C’est cette frilosité trop fréquente que combat Sons en mutation : beau papier, élégante référence au mythique carré blanc sur fond blanc, jeu de miroirs entre textes et musiques : l’opuscule est joli, et nous entraine à la recherche des mondes sonores issus d’évolutions et de mutations toujours en cours.

C’est le premier volume d’une collection initiée par Musiques Nouvelles. L’ensemble musical qui porte ce nom a été créé par Pierre Bartholomée il y a plus de quarante ans. Un creuset pour créer de la musique d’aujourd’hui, qu’il s’agisse de l’écrire ou l’interpréter. Depuis 1997, Jean-Paul Dessy, chef d’orchestre, violoncelliste et compositeur, est en sus directeur musical de Musiques Nouvelles. Il a également fondé le Quatuor Quadro, qui a donné plus de quarante créations dont des œuvres de Gaston Compère. Jean-Paul Dessy est l’un des destinataires privilégiés des notes de cet auteur. La Belgique est petite. La boucle est bouclée.

Sons en mutations se propose de penser les nouveaux mondes sonores. Pas question d’analyse des œuvres, il s’agit ici de donner à entendre quelques-uns des univers sonores qui touchent Musiques Nouvelles et Jean-Paul Dessy et de donner accès aux textes des philosophes qui balisent ces nouvelles trajectoires musicales qu’ils ont parfois contribué à créer.

Bernard Stiegler, directeur de l’Ircam et directeur adjoint de l’INA, ouvre le feu en cherchant à préciser avec le soutien de Nietzsche, de Deleuze ou de Stockhausen ce qui reste vrai au milieu de notre monde contaminé par la musique de marketing. Henri Van Lier, philosophe, décrit ensuite les six formations révolutionnaires des formations aminées. François Delalande clôt ce chapitre en abordant les nouvelles pratiques et les nouvelles écoutes de Schaeffer à l’Acousmographe.

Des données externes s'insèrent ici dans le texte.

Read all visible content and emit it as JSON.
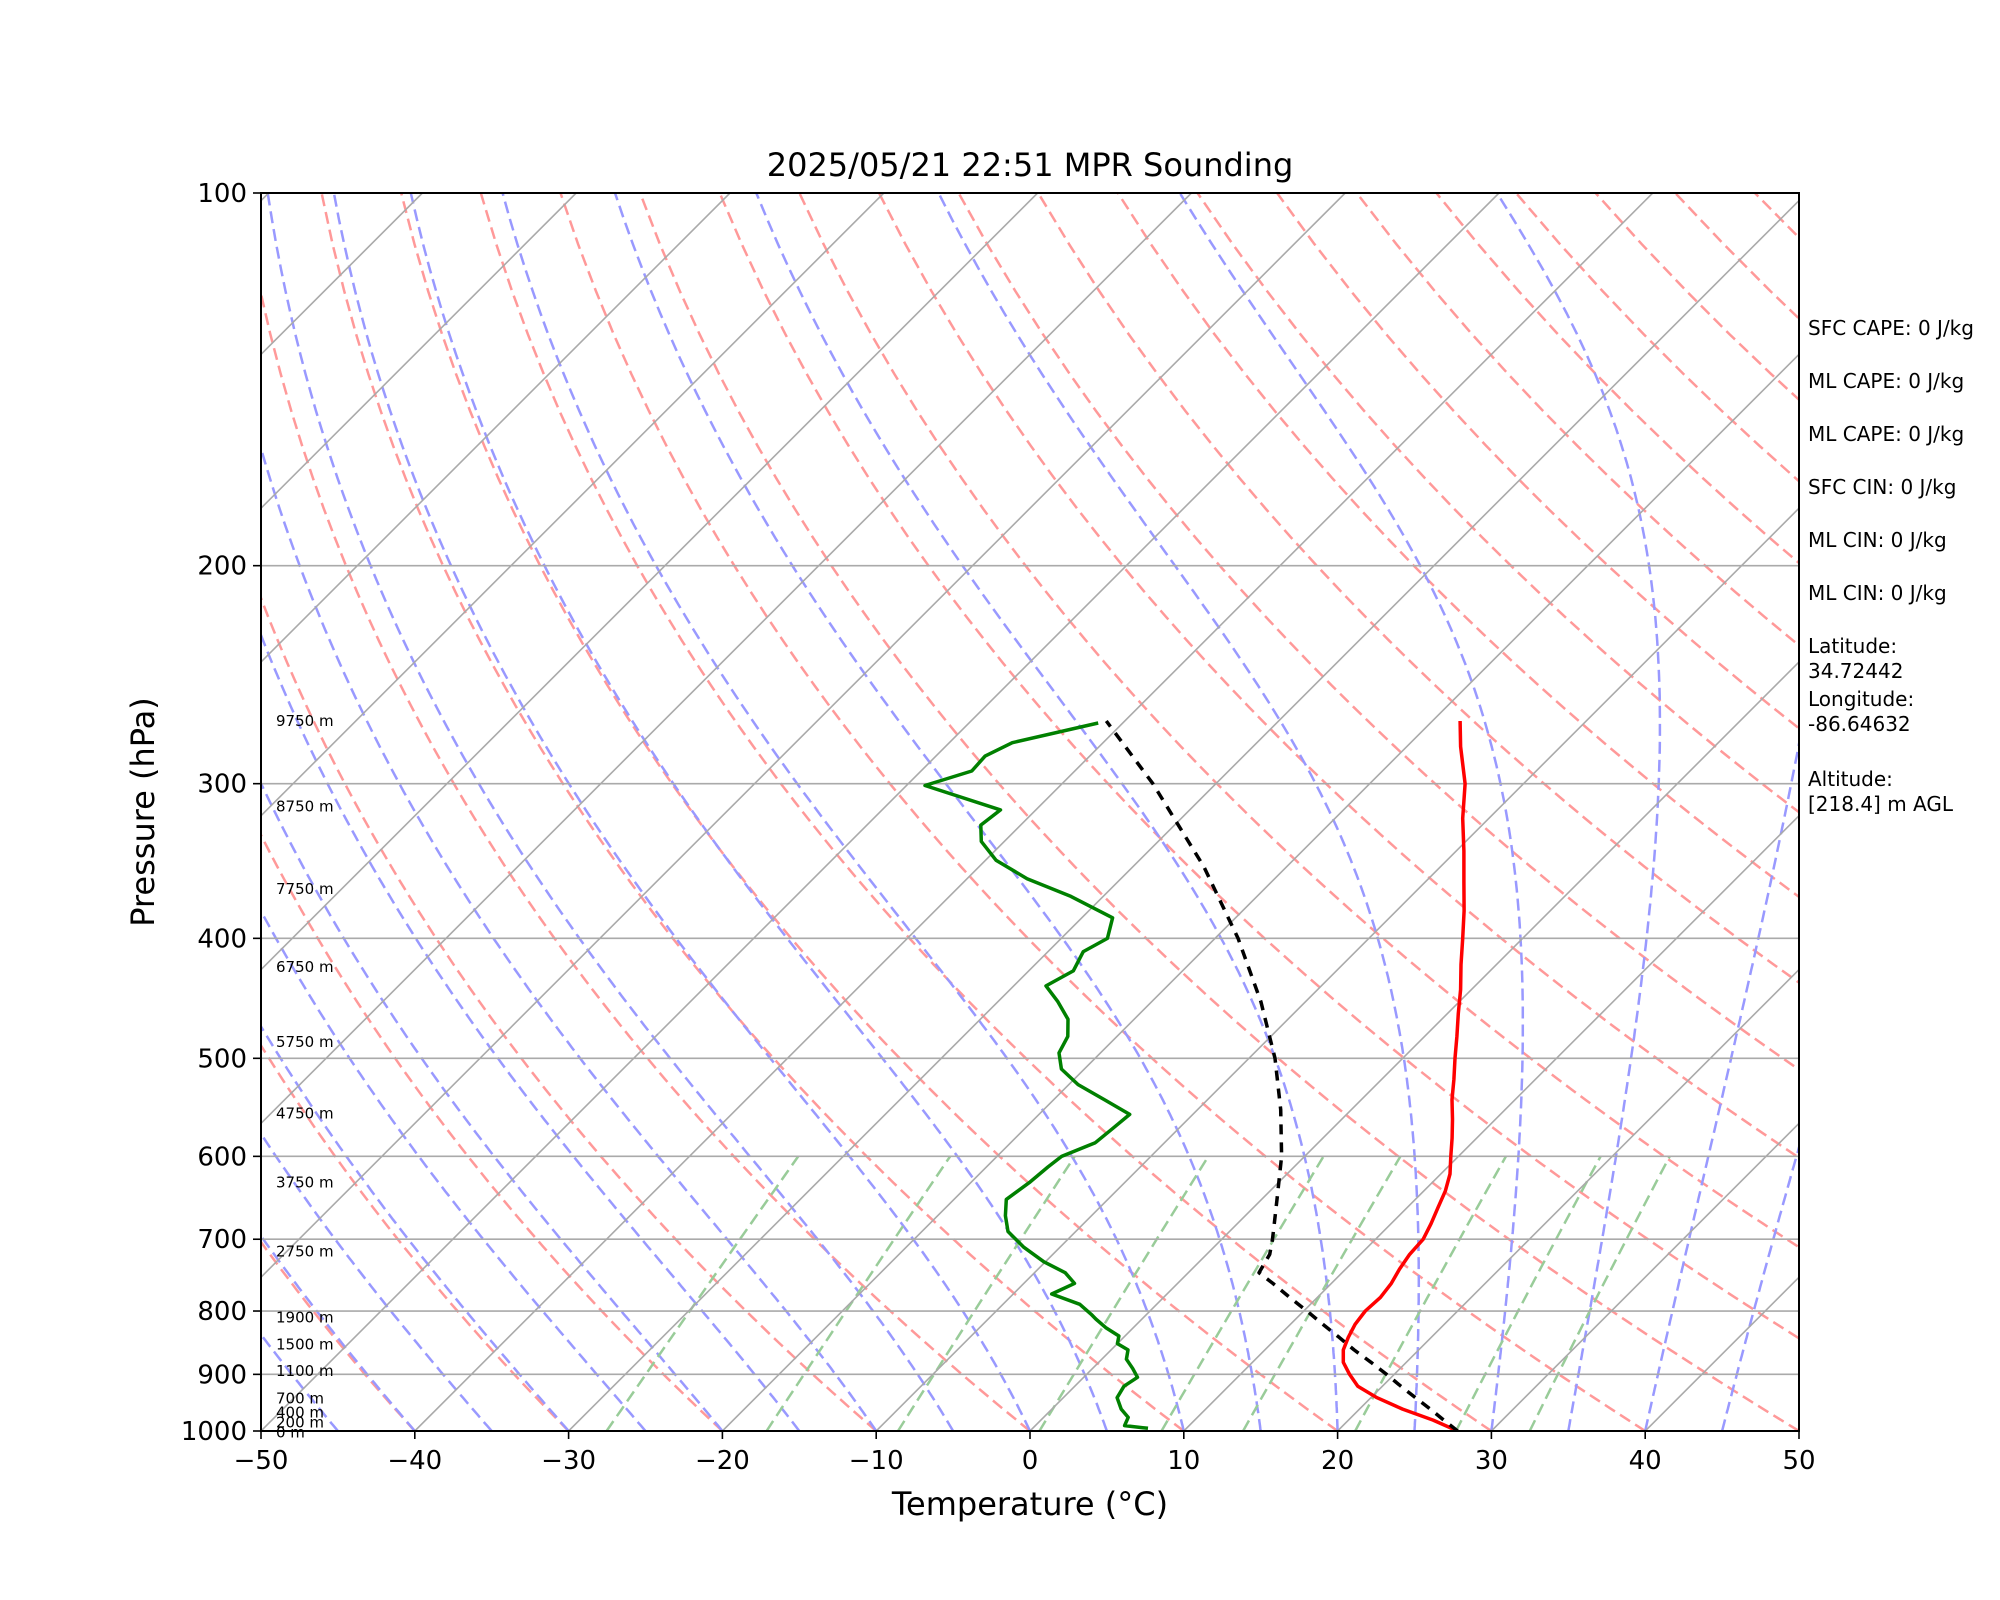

Que cherchent-ils à mettre en évidence ? Comment les publics ont déserté les salles de concert où se jouent la musique « contemporaine » et comment réconcilier musiciens créateurs et public populaire.

Ensuite, huit approches des mutations électrosoniques laissent apercevoir les motivations et les ambitions des créateurs d’aujourd’hui que l’on retrouve d’ailleurs en musique sur le CD. C’est un très bel objet, un CD et un ensemble de textes intéressants mais aussi, parfois, un peu abscons : on a très vite le sentiment que ces Sons en mutation ne vont pas aider à réconcilier le public populaire et la création musicale…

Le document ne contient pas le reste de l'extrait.